LIDA 是如何工作的? 它可能没有您想象的那么复杂。

Manager 类

# Visualization manager class that handles the visualization of the data with the following methods

# summarize data given a df
# generate goals given a summary
# generate generate visualization specifications given a summary and a goal
# execute the specification given some data


def __init__(self, text_gen: TextGenerator = None) -> None:
"""
Initialize the Manager object.

Args:
text_gen (TextGenerator, optional): Text generator object. Defaults to None.
"""

self.text_gen = text_gen or llm()

self.summarizer = Summarizer()
self.goal = GoalExplorer()
self.vizgen = VizGenerator()
self.vizeditor = VizEditor()
self.executor = ChartExecutor()
self.explainer = VizExplainer()
self.evaluator = VizEvaluator()
self.repairer = VizRepairer()
self.recommender = VizRecommender()
self.data = None
self.infographer = None
self.persona = PersonaExplorer()

提示设计

摘要
You are an experienced data analyst that can annotate datasets. Your instructions are as follows:
i) ALWAYS generate the name of the dataset and the dataset_description
ii) ALWAYS generate a field description.
iii.) ALWAYS generate a semantic_type (a single word) for each field given its values e.g. company, city, number, supplier, location, gender, longitude, latitude, url, ip address, zip code, email, etc
You must return an updated JSON dictionary without any preamble or explanation.
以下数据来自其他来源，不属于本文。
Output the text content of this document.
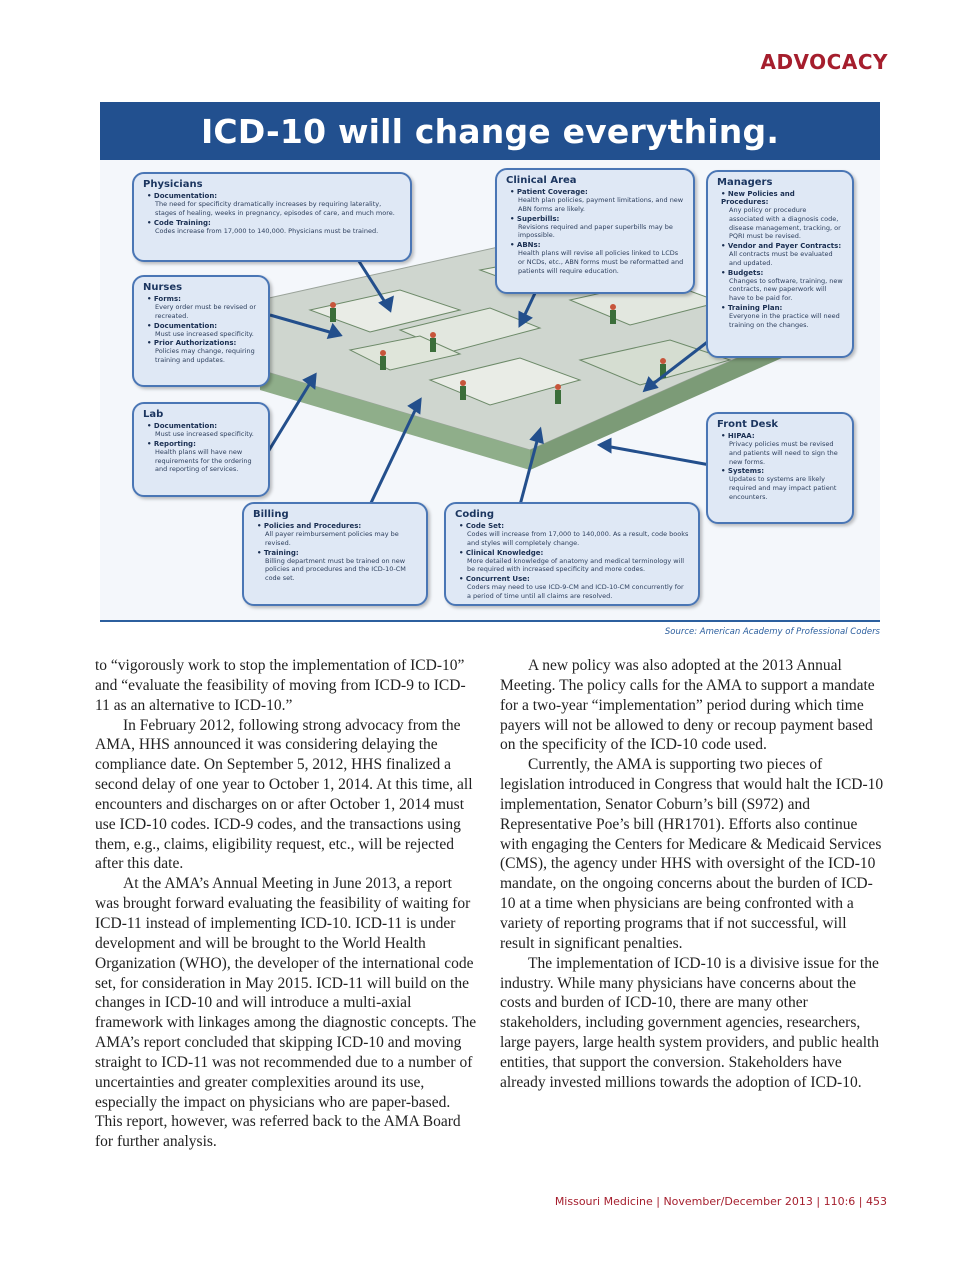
ADVOCACY
ICD-10 will change everything.
Physicians
• Documentation:
The need for specificity dramatically increases by requiring laterality, stages of healing, weeks in pregnancy, episodes of care, and much more.
• Code Training:
Codes increase from 17,000 to 140,000. Physicians must be trained.
Nurses
• Forms:
Every order must be revised or recreated.
• Documentation:
Must use increased specificity.
• Prior Authorizations:
Policies may change, requiring training and updates.
Lab
• Documentation:
Must use increased specificity.
• Reporting:
Health plans will have new requirements for the ordering and reporting of services.
Billing
• Policies and Procedures:
All payer reimbursement policies may be revised.
• Training:
Billing department must be trained on new policies and procedures and the ICD-10-CM code set.
Coding
• Code Set:
Codes will increase from 17,000 to 140,000. As a result, code books and styles will completely change.
• Clinical Knowledge:
More detailed knowledge of anatomy and medical terminology will be required with increased specificity and more codes.
• Concurrent Use:
Coders may need to use ICD-9-CM and ICD-10-CM concurrently for a period of time until all claims are resolved.
Clinical Area
• Patient Coverage:
Health plan policies, payment limitations, and new ABN forms are likely.
• Superbills:
Revisions required and paper superbills may be impossible.
• ABNs:
Health plans will revise all policies linked to LCDs or NCDs, etc., ABN forms must be reformatted and patients will require education.
Managers
• New Policies and Procedures:
Any policy or procedure associated with a diagnosis code, disease management, tracking, or PQRI must be revised.
• Vendor and Payer Contracts:
All contracts must be evaluated and updated.
• Budgets:
Changes to software, training, new contracts, new paperwork will have to be paid for.
• Training Plan:
Everyone in the practice will need training on the changes.
Front Desk
• HIPAA:
Privacy policies must be revised and patients will need to sign the new forms.
• Systems:
Updates to systems are likely required and may impact patient encounters.
Source: American Academy of Professional Coders

to “vigorously work to stop the implementation of ICD-10” and “evaluate the feasibility of moving from ICD-9 to ICD-11 as an alternative to ICD-10.”

In February 2012, following strong advocacy from the AMA, HHS announced it was considering delaying the compliance date. On September 5, 2012, HHS finalized a second delay of one year to October 1, 2014. At this time, all encounters and discharges on or after October 1, 2014 must use ICD-10 codes. ICD-9 codes, and the transactions using them, e.g., claims, eligibility request, etc., will be rejected after this date.

At the AMA’s Annual Meeting in June 2013, a report was brought forward evaluating the feasibility of waiting for ICD-11 instead of implementing ICD-10. ICD-11 is under development and will be brought to the World Health Organization (WHO), the developer of the international code set, for consideration in May 2015. ICD-11 will build on the changes in ICD-10 and will introduce a multi-axial framework with linkages among the diagnostic concepts. The AMA’s report concluded that skipping ICD-10 and moving straight to ICD-11 was not recommended due to a number of uncertainties and greater complexities around its use, especially the impact on physicians who are paper-based. This report, however, was referred back to the AMA Board for further analysis.

A new policy was also adopted at the 2013 Annual Meeting. The policy calls for the AMA to support a mandate for a two-year “implementation” period during which time payers will not be allowed to deny or recoup payment based on the specificity of the ICD-10 code used.

Currently, the AMA is supporting two pieces of legislation introduced in Congress that would halt the ICD-10 implementation, Senator Coburn’s bill (S972) and Representative Poe’s bill (HR1701). Efforts also continue with engaging the Centers for Medicare & Medicaid Services (CMS), the agency under HHS with oversight of the ICD-10 mandate, on the ongoing concerns about the burden of ICD-10 at a time when physicians are being confronted with a variety of reporting programs that if not successful, will result in significant penalties.

The implementation of ICD-10 is a divisive issue for the industry. While many physicians have concerns about the costs and burden of ICD-10, there are many other stakeholders, including government agencies, researchers, large payers, large health system providers, and public health entities, that support the conversion. Stakeholders have already invested millions towards the adoption of ICD-10.

Missouri Medicine | November/December 2013 | 110:6 | 453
Summarize data given a DataFrame or file path.

Args:
data (Union[pd.DataFrame, str]): Input data, either a DataFrame or file path.
file_name (str, optional): Name of the file if data is loaded from a file path. Defaults to "".
n_samples (int, optional): Number of summary samples to generate. Defaults to 3.
summary_method (str, optional): Summary method to use. Defaults to "default".
textgen_config (TextGenerationConfig, optional): Text generation configuration. Defaults to TextGenerationConfig(n=1, temperature=0).

Returns:
Summary: Summary object containing the generated summary.

Example of Summary:
{
'name': 'cars.csv',
'file_name': 'cars.csv',
'dataset_description': '',
'fields': [
{
'column': 'Name',
'properties': {
'dtype': 'string',
'samples': [
'Nissan Altima S 4dr',
'Mercury Marauder 4dr',
'Toyota Prius 4dr (gas/electric)'
],
'num_unique_values': 385,
'semantic_type': '',
'description': ''
}
},
{
'column': 'Type',
'properties': {
'dtype': 'category',
'samples': ['SUV', 'Minivan', 'Sports Car'],
'num_unique_values': 5,
'semantic_type': '',
'description': ''
}
},
{
'column': 'AWD',
'properties': {
'dtype': 'number',
'std': 0,
'min': 0,
'max': 1,
'samples': [1, 0],
'num_unique_values': 2,
'semantic_type': '',
'description': ''
}
}
]
}

"""

目标
You are a an experienced data analyst who can generate a given number of insightful GOALS about data, when given a summary of the data, and a specified persona. The VISUALIZATIONS YOU RECOMMEND MUST FOLLOW VISUALIZATION BEST PRACTICES (e.g., must use bar charts instead of pie charts for comparing quantities) AND BE MEANINGFUL (e.g., plot longitude and latitude on maps where appropriate). They must also be relevant to the specified persona. Each goal must include a question, a visualization (THE VISUALIZATION MUST REFERENCE THE EXACT COLUMN FIELDS FROM THE SUMMARY), and a rationale (JUSTIFICATION FOR WHICH dataset FIELDS ARE USED and what we will learn from the visualization). Each goal MUST mention the exact fields from the dataset summary above

The number of GOALS to generate is {n}. The goals should be based on the data summary below,
The generated goals SHOULD BE FOCUSED ON THE INTERESTS AND PERSPECTIVE of a '{persona.persona} persona, who is insterested in complex, insightful goals about the data.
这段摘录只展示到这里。